REPUBLIKA.CO.ID,JAKARTA--Sikap Tim Pencari Fakta (TPF) DPRD untuk kerusuhan makam Mbah Priok, Koja, Jakarta Utara terbelah terkiat surat pemanggilan Komisi Pemberantasan Korupsi (KPK). Sebagian anggota termasuk Ketua TPF akan mendatangi KPK hari ini untuk klarifikasi, sedangkan sebagian lainnya bersikukuh tidak akan memenuhi panggilan KPK.
Sementara itu, anggota TPF Ida Mahmuda menegaskan tidak akan mendatangi KPK. Alasannya, surat yang dikirimkan KPK hanya permintaan klarifikasi atas dugaan gratifikasi. Dalam surat tersebut tak ada kewajiban untuk mendatangi KPK. “Suratnya hanya permintaan klarifikasi, dan cukup dikirimkan ke alamat KPK. Jadi tak perlu datang ke KPK,” kata Ida Mahmuda, Ahad (4/7).
Politisi PDI Perjuangan ini membantah mendapat sejumlah uang dari pihak-pihak tertentu yang diduga untuk meredam hak angket DPRD terkait kerusuhan Priok. Terbukti, PDIP tetap bersikap keras kepada Gubernur DKI, Fauzi Bowo. Terlebih, saat kerusuhan Ida bersama Sekretaris Fraksi Partai Gerindra S. Andyka menjadi korban pemukulan dari oknum Satuan Polisi Pamong Praja (Satpol PP).
Berbeda dengan Ida, Ketua TPF DPRD DKI, Lulung Lunggana, mengatakan akan mendatangi KPK. Menurut dia, kedatangannya tersebut untuk mengklarifikasi informasi dugaan gratifikasi seperti yang diminta dalam surat yang dilayangkan oleh KPK. “Senin (5/7), saya usahakan datang ke KPK untuk klarifikasi,” kata Lulung kepada wartawan.

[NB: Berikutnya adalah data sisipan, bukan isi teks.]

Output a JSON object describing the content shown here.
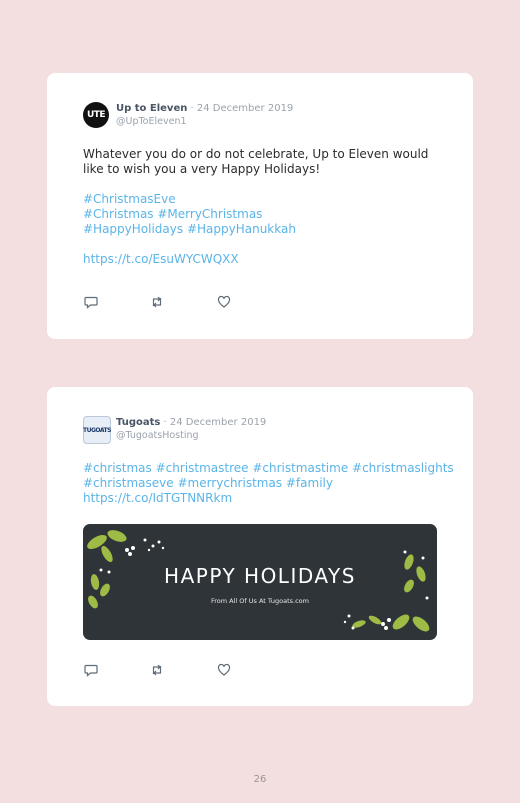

Wakil Ketua DPRD DKI Jakarta ini menambahkan, kedatangannya tersebut untuk menegaskan bahwa dirinya tidak menerima gratifikasi seperti yang dikabarkan. Lulung juga siap mempertanggungjawabkan pernyataannya tersebut. “Saya katakan bahwa saya tak menerima uang apa pun,” ujar politisi PPP ini.
Ditanya siapa saja yang sudah menerima surat pemanggilan KPK, Lulung mengaku tidak menahu. Dirinya hanya fokus pada surat yang diterimanya saja.
Sementara itu, Ketua Fraksi Partai Gerindra Muhammad Sanusi mengaku sudah mengklarifikasi kepada anggota TPF dari Partai Gerindra S. Andyka. Dalam klarifikasi tersebut, Andyka mengakui telah mendapat surat dari KPK. Isi surat tersebut meminta penjelasan dari anggota TPF terkait informasi adanya dugaan gratifikasi dalam kasus Mbah Priok.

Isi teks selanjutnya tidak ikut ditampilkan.